By the end, I had started to get excited about all the awesome stuff I could start presenting to my challengers and how I could create the magical equivalent of paintball or laser tag. Fantasies of magic goblets with never-ending wine, or staffs of magical power, and of course the bog standard magic sword, all floated through my head.
“Oh, well some of that you can do because you are a dungeon, just pushing your mana into a location then…well…wanting it to act will set up a type of resonance there? Welden explained it to me once but I had just lost my last sapient worshippers at the time and I’ve been a bit fuzzy. I’m mostly running on the goddess version of animal instincts at the moment. Sorry.”
By the end, she sort of faded out into sadness and sounded very down.
That last bit left me feeling kind of bad about all the snarky comments I had been making in my head. This wasn’t who she was, she was just reduced to ‘this is pretty’ and ‘I need to be scary’ because of her instincts. I knew what it was like to have simplistic and conflicting instincts messing with you.
“That’s ok. Could I talk to Welden then? He could explain it to me.”
And again with the long, drawn-out awkward pauses…
“Not really. You’re my [High Priest] now so he can’t really talk directly to you unless he descends and no one but Denda likes to do that. The only reason the rest
were able to bless you was because they had marked you before you became my [High Priest].”
When I started to grumble Coldona quickly admonished me.
“No, it’s actually a good thing you know? Otherwise, the other pantheon’s gods would just wipe each other out since they could just find the worshippers and just poof! Gone city! We can’t do that, it would break the rules.”
I knew that Coldona didn’t actually look like my portrait yet, but I couldn’t help but imagining her puffing out her cheeks and shaking her head. The imagery kind of ruined for me the stern mother image I had set things up for with the portrait and plaque.

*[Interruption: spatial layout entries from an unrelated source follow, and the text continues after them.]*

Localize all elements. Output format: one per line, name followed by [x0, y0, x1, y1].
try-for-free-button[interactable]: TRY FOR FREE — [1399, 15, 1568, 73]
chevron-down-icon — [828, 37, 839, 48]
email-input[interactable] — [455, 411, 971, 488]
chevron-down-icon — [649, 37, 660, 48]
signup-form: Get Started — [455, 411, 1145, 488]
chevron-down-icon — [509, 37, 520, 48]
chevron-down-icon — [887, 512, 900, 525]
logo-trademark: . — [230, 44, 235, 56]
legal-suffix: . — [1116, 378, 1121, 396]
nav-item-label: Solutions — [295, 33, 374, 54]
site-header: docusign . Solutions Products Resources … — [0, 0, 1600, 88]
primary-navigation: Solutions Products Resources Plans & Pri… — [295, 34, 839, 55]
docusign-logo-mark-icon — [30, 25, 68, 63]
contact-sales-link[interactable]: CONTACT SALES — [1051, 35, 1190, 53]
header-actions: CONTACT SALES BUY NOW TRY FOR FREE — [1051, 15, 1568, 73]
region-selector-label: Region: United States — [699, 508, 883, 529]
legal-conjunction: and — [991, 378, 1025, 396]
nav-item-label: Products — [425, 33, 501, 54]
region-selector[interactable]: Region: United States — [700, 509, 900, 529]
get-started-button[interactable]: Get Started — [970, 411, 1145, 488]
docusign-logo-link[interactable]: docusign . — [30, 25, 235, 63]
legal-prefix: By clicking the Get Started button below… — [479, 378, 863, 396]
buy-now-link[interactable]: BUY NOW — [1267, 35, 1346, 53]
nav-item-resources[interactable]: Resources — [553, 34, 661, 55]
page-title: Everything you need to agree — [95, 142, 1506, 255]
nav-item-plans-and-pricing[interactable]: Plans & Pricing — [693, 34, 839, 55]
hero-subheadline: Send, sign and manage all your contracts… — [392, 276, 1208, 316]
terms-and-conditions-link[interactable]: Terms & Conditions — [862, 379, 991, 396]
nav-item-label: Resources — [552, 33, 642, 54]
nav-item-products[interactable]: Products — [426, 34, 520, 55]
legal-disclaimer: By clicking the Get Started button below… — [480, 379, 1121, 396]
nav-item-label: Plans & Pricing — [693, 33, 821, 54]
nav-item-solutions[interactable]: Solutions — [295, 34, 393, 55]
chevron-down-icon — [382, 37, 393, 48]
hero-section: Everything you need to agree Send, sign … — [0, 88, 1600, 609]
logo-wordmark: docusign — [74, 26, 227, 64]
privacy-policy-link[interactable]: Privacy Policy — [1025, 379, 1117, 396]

That really wasn’t what I was worried about at the moment though. What I was worried about was the ‘find the worshippers and just poof!’ bit.
“Am I in danger of some other god hunting me down and killing me in order to kill you?”
…
Ah, maaaan. Come on! That really should have been a part of the discussion of the deal here!
“Not…really? I mean, yeah if they figured out I only have a [High Priest] and they could get a [Champion] or an [Avatar] involved maybe. One of the [Paladins] from the Empire of Welt would definitely call a [Crusade], but that’s just Tuesday. Oh-oh-oh! And watch out for anyone who worships Vetta, the Goddess of Order and Light. They are nuts and basically banned all over because of some crazy stuff they have done. Well, not all of them, but well the ones near there. You know?”
Coldona’s efforts to calm me down started out less than comforting and went downhill from there. By the end, I was very concerned. It sounded like the gods were nice enough to their own worshippers, so far at least, but caused a lot of issues when they came in conflict.